TALK: Ethics, Animality and Ahuman Theory
Patricia MacCormack (English, Communication, Film and Media, Anglia Ruskin University)
Tuesday, November 5 / 4:00 PM
McCune Conference Room, 6020 HSSB
This talk seeks to radically alter trajectories by which the term ‘animal’ is understood, both in nonhuman and human incarnations. It is founded on the urgent ethical imperative to think animality differently and beyond humanism in order to project ecosophical futures. It is premised on two key themes: an absolute critique and repudiation of speciesist discourse, and a desire to liberate subjectivity from human discourse and subjectification. The paper asks: what can the human be as its own animal, at once no longer fetishising non-human animals, and also giving up the majoritarian species category human toward ahuman theory — an ethics of absolute alterity? What takes us from human systems of thought, acknowledging ourselves as lives without the intervention of excluding and oppressive human discourse? The catalysts for this are limitless. Some examples could be found in certain forms of art encounters, libidinal events, abstraction, literary and filmic experiences, political activism, transgressive practices, ecosophical and chaosmotic becomings, any examples which take us to the outside. Ultimately the question of care toward material alterity, ethics and care is: “what makes possible our thinking beyond thought within a human episteme?” This question is one which must be addressed in order to truly liberate all organic bodies from oppression toward freedom of expressivity and becomings.

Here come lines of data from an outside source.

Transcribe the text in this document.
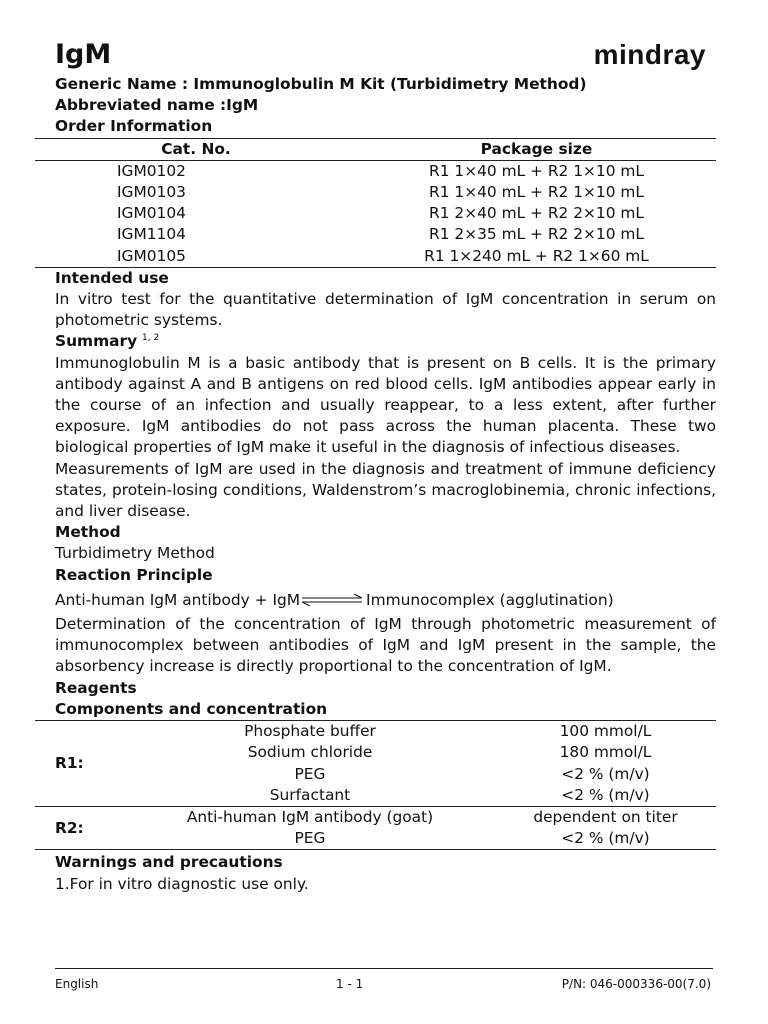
IgM	mindray
Generic Name : Immunoglobulin M Kit (Turbidimetry Method)
Abbreviated name :IgM
Order Information
Cat. No.	Package size
IGM0102	R1 1×40 mL + R2 1×10 mL
IGM0103	R1 1×40 mL + R2 1×10 mL
IGM0104	R1 2×40 mL + R2 2×10 mL
IGM1104	R1 2×35 mL + R2 2×10 mL
IGM0105	R1 1×240 mL + R2 1×60 mL
Intended use
In vitro test for the quantitative determination of IgM concentration in serum on photometric systems.
Summary $^{1, 2}$
Immunoglobulin M is a basic antibody that is present on B cells. It is the primary antibody against A and B antigens on red blood cells. IgM antibodies appear early in the course of an infection and usually reappear, to a less extent, after further exposure. IgM antibodies do not pass across the human placenta. These two biological properties of IgM make it useful in the diagnosis of infectious diseases.
Measurements of IgM are used in the diagnosis and treatment of immune deficiency states, protein-losing conditions, Waldenstrom’s macroglobinemia, chronic infections, and liver disease.
Method
Turbidimetry Method
Reaction Principle
Anti-human IgM antibody + IgM	Immunocomplex (agglutination)
Determination of the concentration of IgM through photometric measurement of immunocomplex between antibodies of IgM and IgM present in the sample, the absorbency increase is directly proportional to the concentration of IgM.
Reagents
Components and concentration
R1:	Phosphate buffer	100 mmol/L
	Sodium chloride	180 mmol/L
	PEG	<2 % (m/v)
	Surfactant	<2 % (m/v)
R2:	Anti-human IgM antibody (goat)	dependent on titer
	PEG	<2 % (m/v)
Warnings and precautions
1.For in vitro diagnostic use only.
English	1 - 1	P/N: 046-000336-00(7.0)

Patricia MacCormack’s principal research interests are in continental philosophy, particularly the works of Deleuze, Guattari, Irigaray, Foucault, Bataille, Serres, Lyotard and Blanchot and she has published extensively in these areas. She has also written on a diverse range of issues such as body modification, performance art, monster theory and European horror film.
Sponsored by the IHC’s The Value of Care series and the Leverhulme Trust.